İbni Kesir = Başağrısı yoktur onda ve sarhoş da etmez.
Kadri Çelik = Onda ne bir zarar vardır, ne de onunla sarhoş olurlar.
Muhammed Esed = çarpmayan ve sarhoşluk vermeyen.
Mustafa İslamoğlu = ne zahmet verecek ne de sarhoş edecek;
Ömer Nasuhi Bilmen = (47-49) Kendisinde ne bir gâile vardır ve ne de onlar ondan sarhoş olacaklardır. Ve onların yanlarında irice gözlü, nazarlarını (kendilerine) tahsis etmiş zevceler de vardır. Sanki onlar, kapalı yumurtalardır.

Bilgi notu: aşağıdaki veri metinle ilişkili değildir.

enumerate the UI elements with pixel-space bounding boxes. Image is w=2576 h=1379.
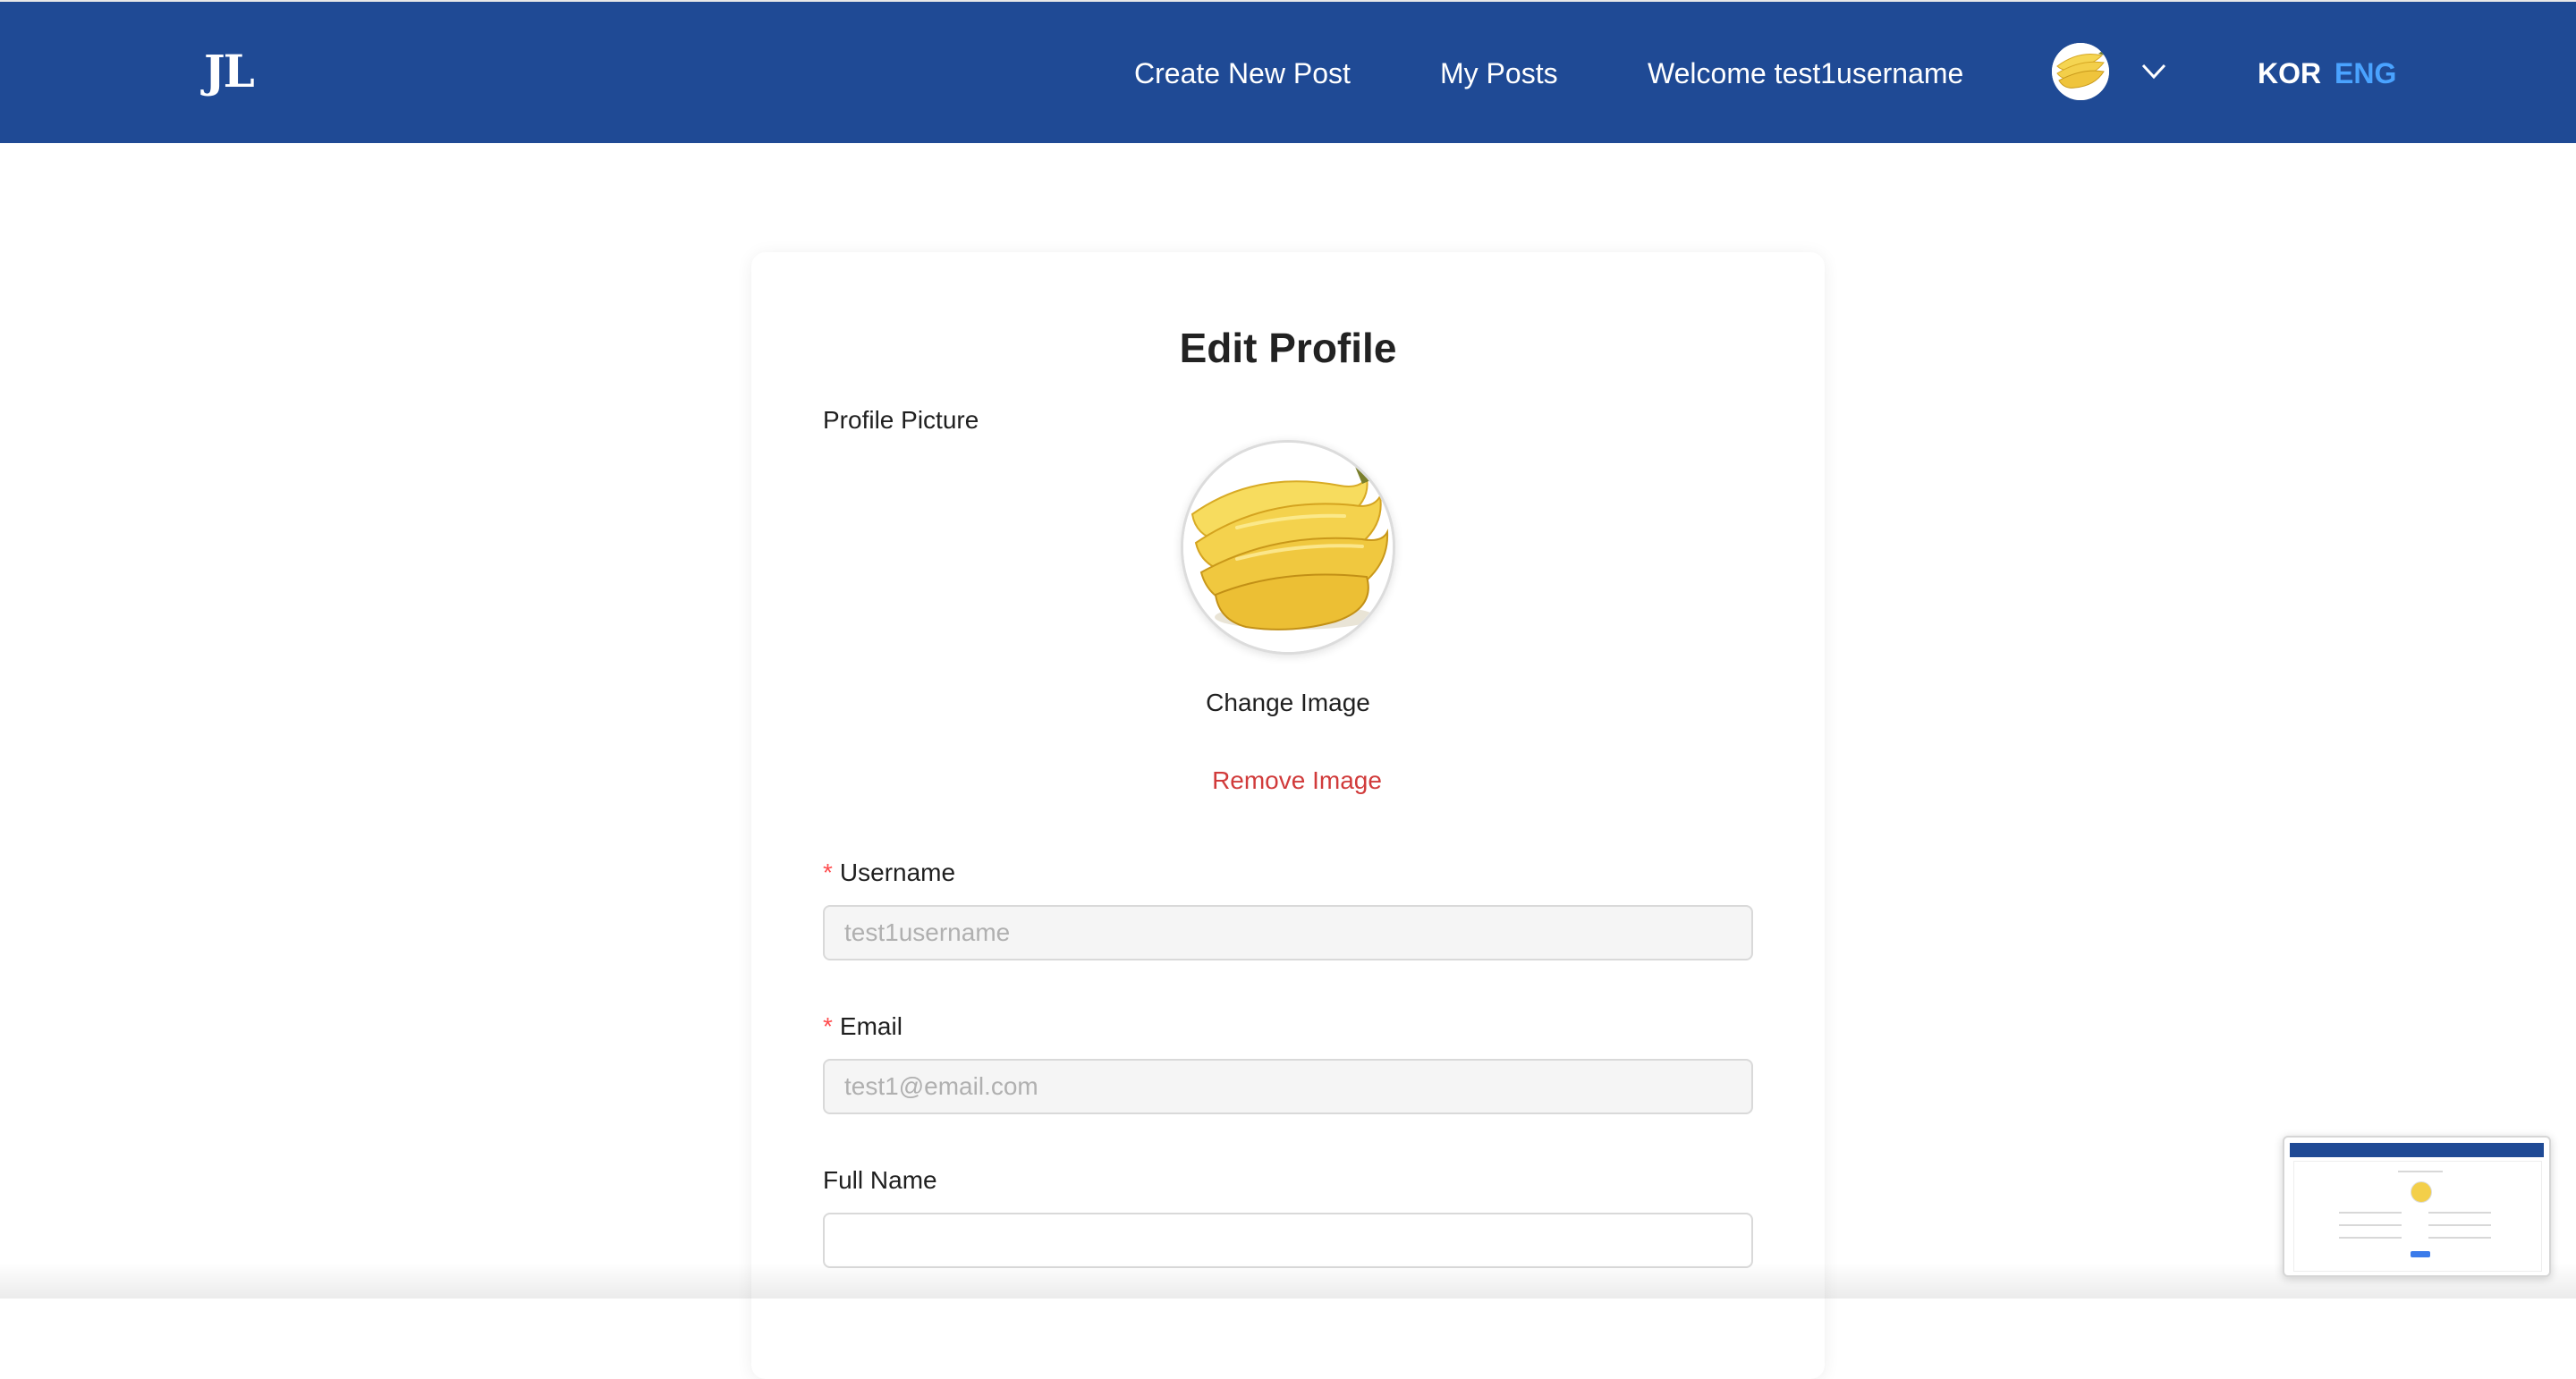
- preview-title-line: [2398, 1171, 2443, 1172]
- banana-image-icon: [1183, 443, 1393, 652]
- edit-profile-card: Edit Profile Profile Picture Change Imag…: [751, 252, 1825, 1379]
- preview-field-line: [2428, 1212, 2491, 1214]
- preview-field-line: [2339, 1212, 2402, 1214]
- email-label-text: Email: [839, 1012, 902, 1040]
- language-eng[interactable]: ENG: [2334, 57, 2396, 90]
- page-title: Edit Profile: [1179, 325, 1397, 371]
- preview-navbar: [2290, 1143, 2544, 1157]
- required-marker: *: [823, 1012, 833, 1040]
- full-name-label: Full Name: [823, 1166, 937, 1194]
- username-label-text: Username: [839, 859, 956, 886]
- username-label: * Username: [823, 859, 955, 887]
- change-image-button[interactable]: Change Image: [751, 689, 1825, 717]
- remove-image-button[interactable]: Remove Image: [760, 766, 1834, 795]
- site-logo[interactable]: JL: [204, 45, 255, 97]
- email-label: * Email: [823, 1012, 902, 1041]
- language-kor[interactable]: KOR: [2258, 57, 2321, 90]
- preview-field-line: [2339, 1224, 2402, 1226]
- user-avatar[interactable]: [2052, 43, 2109, 100]
- preview-card: [2293, 1161, 2542, 1272]
- banana-icon: [2052, 43, 2109, 100]
- preview-field-line: [2339, 1237, 2402, 1239]
- preview-avatar-icon: [2411, 1181, 2432, 1203]
- email-input[interactable]: [823, 1059, 1753, 1114]
- username-input[interactable]: [823, 905, 1753, 960]
- full-name-input[interactable]: [823, 1213, 1753, 1268]
- profile-picture[interactable]: [1181, 440, 1395, 655]
- page-preview-thumbnail[interactable]: [2283, 1136, 2551, 1277]
- chevron-down-icon[interactable]: [2141, 63, 2166, 80]
- preview-field-line: [2428, 1224, 2491, 1226]
- required-marker: *: [823, 859, 833, 886]
- my-posts-link[interactable]: My Posts: [1440, 55, 1558, 91]
- create-new-post-link[interactable]: Create New Post: [1134, 55, 1351, 91]
- welcome-text: Welcome test1username: [1648, 57, 1964, 89]
- profile-picture-label: Profile Picture: [823, 406, 979, 434]
- preview-button: [2411, 1251, 2430, 1257]
- top-navbar: JL Create New Post My Posts Welcome test…: [0, 0, 2576, 143]
- preview-field-line: [2428, 1237, 2491, 1239]
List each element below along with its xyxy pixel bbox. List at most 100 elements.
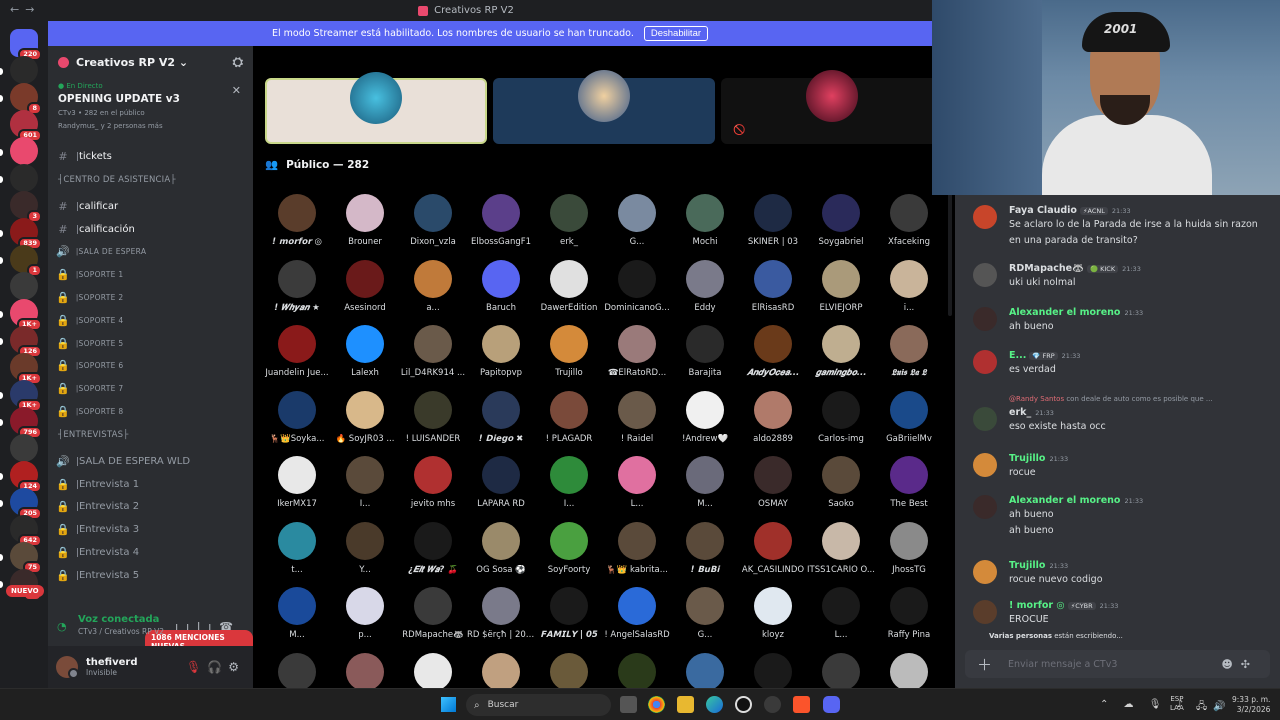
- channel-item[interactable]: 🔒 ǀ Entrevista 2: [56, 496, 246, 517]
- audience-member[interactable]: Y...: [331, 521, 399, 587]
- speaker-tile[interactable]: 🚫: [721, 70, 943, 144]
- audience-member[interactable]: ! 𝗺𝗼𝗿𝗳𝗼𝗿 ◎: [263, 194, 331, 259]
- audience-member[interactable]: ! AngelSalasRD: [603, 587, 671, 652]
- avatar[interactable]: [56, 656, 79, 679]
- author-name[interactable]: Trujillo: [1009, 453, 1045, 464]
- channel-category[interactable]: ┤ENTREVISTAS├: [58, 430, 129, 440]
- audience-member[interactable]: ! 𝑾𝒉𝒚𝒂𝒏 ★: [263, 259, 331, 325]
- history-nav[interactable]: ←→: [10, 3, 40, 16]
- mic-muted-icon[interactable]: 🎙: [186, 660, 207, 674]
- server-icon[interactable]: [10, 272, 38, 300]
- reply-preview[interactable]: @Randy Santos con deale de auto como es …: [1009, 395, 1213, 403]
- audience-member[interactable]: Mochi: [671, 194, 739, 259]
- audience-member[interactable]: Baruch: [467, 259, 535, 325]
- audience-member[interactable]: 𝑨𝒏𝒅𝒚𝑶𝒄𝒆𝒂...: [739, 325, 807, 390]
- audience-member[interactable]: i...: [875, 259, 943, 325]
- audience-member[interactable]: Raffy Pina: [875, 587, 943, 652]
- audience-member[interactable]: The Best: [875, 456, 943, 521]
- audience-member[interactable]: ElRisasRD: [739, 259, 807, 325]
- channel-item[interactable]: 🔊 ǀ SALA DE ESPERA: [56, 241, 246, 262]
- server-header[interactable]: Creativos RP V2 ⌄ ⛭: [48, 46, 253, 78]
- author-name[interactable]: Faya Claudio: [1009, 205, 1077, 216]
- taskbar-search[interactable]: ⌕ Buscar: [466, 694, 611, 716]
- channel-item[interactable]: 🔒 ǀ SOPORTE 2: [56, 287, 246, 308]
- audience-member[interactable]: SKINER | 03: [739, 194, 807, 259]
- avatar[interactable]: [973, 307, 997, 331]
- audience-member[interactable]: Lil_D4RK914 ...: [399, 325, 467, 390]
- gear-icon[interactable]: ⚙: [228, 660, 245, 674]
- author-name[interactable]: RDMapache🦝: [1009, 263, 1084, 274]
- channel-item[interactable]: # ǀ calificar: [56, 196, 246, 217]
- audience-member[interactable]: Soygabriel: [807, 194, 875, 259]
- server-icon[interactable]: 642: [10, 515, 42, 547]
- close-icon[interactable]: ✕: [232, 84, 241, 97]
- audience-member[interactable]: ! LUISANDER: [399, 390, 467, 456]
- channel-item[interactable]: # ǀ calificación: [56, 219, 246, 240]
- audience-member[interactable]: 🔥 SoyJR03 ...: [331, 390, 399, 456]
- audience-member[interactable]: IkerMX17: [263, 456, 331, 521]
- avatar[interactable]: [973, 560, 997, 584]
- author-name[interactable]: Alexander el moreno: [1009, 307, 1120, 318]
- audience-member[interactable]: 𝗙𝗔𝗠𝗜𝗟𝗬 | 05: [535, 587, 603, 652]
- audience-member[interactable]: G...: [603, 194, 671, 259]
- audience-member[interactable]: ELVIEJORP: [807, 259, 875, 325]
- windows-start-icon[interactable]: [441, 697, 456, 712]
- new-unreads-pill[interactable]: NUEVO: [6, 585, 44, 597]
- channel-item[interactable]: 🔒 ǀ Entrevista 4: [56, 542, 246, 563]
- audience-member[interactable]: SoyFoorty: [535, 521, 603, 587]
- server-icon[interactable]: 1K+: [10, 299, 42, 331]
- audience-member[interactable]: ITSS1CARIO O...: [807, 521, 875, 587]
- audience-member[interactable]: Eddy: [671, 259, 739, 325]
- message-input[interactable]: Enviar mensaje a CTv3: [1008, 659, 1117, 670]
- server-icon[interactable]: 601: [10, 110, 42, 142]
- audience-member[interactable]: RD $ërçħ | 20 ...: [467, 587, 535, 652]
- author-name[interactable]: erk_: [1009, 407, 1031, 418]
- server-icon[interactable]: 205: [10, 488, 42, 520]
- edge-icon[interactable]: [706, 696, 723, 713]
- clock[interactable]: 9:33 p. m. 3/2/2026: [1232, 695, 1270, 715]
- soundboard-icon[interactable]: ıılı: [175, 620, 219, 633]
- server-icon[interactable]: 796: [10, 407, 42, 439]
- audience-member[interactable]: t...: [263, 521, 331, 587]
- channel-item[interactable]: 🔒 ǀ Entrevista 5: [56, 565, 246, 586]
- audience-member[interactable]: ! 𝗕𝘂𝗕𝗶: [671, 521, 739, 587]
- audience-member[interactable]: ElbossGangF1: [467, 194, 535, 259]
- channel-item[interactable]: 🔒 ǀ SOPORTE 5: [56, 333, 246, 354]
- audience-member[interactable]: 🦌👑 kabrita...: [603, 521, 671, 587]
- apps-icon[interactable]: ✣: [1241, 658, 1258, 671]
- server-icon[interactable]: 8: [10, 83, 42, 115]
- headset-icon[interactable]: 🎧: [207, 660, 228, 674]
- language-indicator[interactable]: ESP LAA: [1170, 695, 1184, 713]
- avatar[interactable]: [973, 453, 997, 477]
- audience-member[interactable]: L...: [603, 456, 671, 521]
- tray-icons[interactable]: 🖧🔊: [1196, 699, 1232, 716]
- audience-member[interactable]: Saoko: [807, 456, 875, 521]
- channel-item[interactable]: 🔒 ǀ SOPORTE 4: [56, 310, 246, 331]
- audience-member[interactable]: RDMapache🦝: [399, 587, 467, 652]
- server-icon[interactable]: [10, 137, 38, 165]
- plus-icon[interactable]: ＋: [977, 654, 992, 675]
- audience-member[interactable]: 🦌👑Soyka...: [263, 390, 331, 456]
- avatar[interactable]: [973, 263, 997, 287]
- task-view-icon[interactable]: [620, 696, 637, 713]
- channel-item[interactable]: 🔒 ǀ SOPORTE 8: [56, 401, 246, 422]
- speaker-tile[interactable]: [265, 72, 487, 144]
- audience-member[interactable]: LAPARA RD: [467, 456, 535, 521]
- audience-member[interactable]: M...: [263, 587, 331, 652]
- audience-member[interactable]: ! Raidel: [603, 390, 671, 456]
- disable-streamer-button[interactable]: Deshabilitar: [643, 26, 709, 41]
- audience-member[interactable]: DominicanoG...: [603, 259, 671, 325]
- audience-member[interactable]: Brouner: [331, 194, 399, 259]
- audience-member[interactable]: G...: [671, 587, 739, 652]
- server-icon[interactable]: [10, 164, 38, 192]
- audience-member[interactable]: L...: [807, 587, 875, 652]
- audience-member[interactable]: I...: [535, 456, 603, 521]
- channel-item[interactable]: 🔒 ǀ SOPORTE 6: [56, 355, 246, 376]
- file-explorer-icon[interactable]: [677, 696, 694, 713]
- audience-member[interactable]: I...: [331, 456, 399, 521]
- audience-member[interactable]: 𝕷𝖚𝖎𝖘 𝕷𝖆 𝕷: [875, 325, 943, 390]
- invite-people-icon[interactable]: ⛭: [233, 55, 243, 70]
- audience-member[interactable]: ☎ElRatoRD...: [603, 325, 671, 390]
- audience-member[interactable]: Xfaceking: [875, 194, 943, 259]
- avatar[interactable]: [973, 495, 997, 519]
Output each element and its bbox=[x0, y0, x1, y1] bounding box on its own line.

Ömer Öngüt = O içkide ne sersemletme vardır, ne de onunla sarhoş olurlar.
Şaban Piriş = O, ne baş ağrısı verir, ne de ondan sarhoş olurlar.
Sadık Türkmen = Onda sersemletme yoktur, ondan sarhoş da olmazlar!
Seyyid Kutub = O içkide ne sersemletme var, ne de onunla sarhoş olurlar.
Suat Yıldırım = (43-47) Naim cennetlerinde, karşılıklı tahtlar üzerinde otururlar. Kaynağından taze doldurulmuş, berrak mı berrak, içenlere pek hoş gelen, içinde zararlı ve sersemletici şey olmayan, sarhoş da etmeyen içecekler, dolu dolu kadehlerle etraflarında fır dönen hizmetçiler tarafından ikram edilir.
Süleyman Ateş = Onda ne sersemletme var, ne onunla sarhoş olurlar.
Tefhim-ul Kuran = Onda ne bir gaile vardır, ne de kendilerinden geçip, akılları çelinir.
Ümit Şimşek = Ne rahatsızlık verir, ne sarhoş eder.
Yaşar Nuri Öztürk = Sersemletme/başağrısı yok onda. Sarhoş da olmazlar ondan.
İskender Ali Mihr = Onun içinde aklı gideren bir şey yoktur. Ve onlar, ondan (o maiden) sarhoş olmazlar.
İlyas Yorulmaz = İçerisinde ne sarhoş eden bir şey var, nede ondan dolayı uyuşup kalırlar.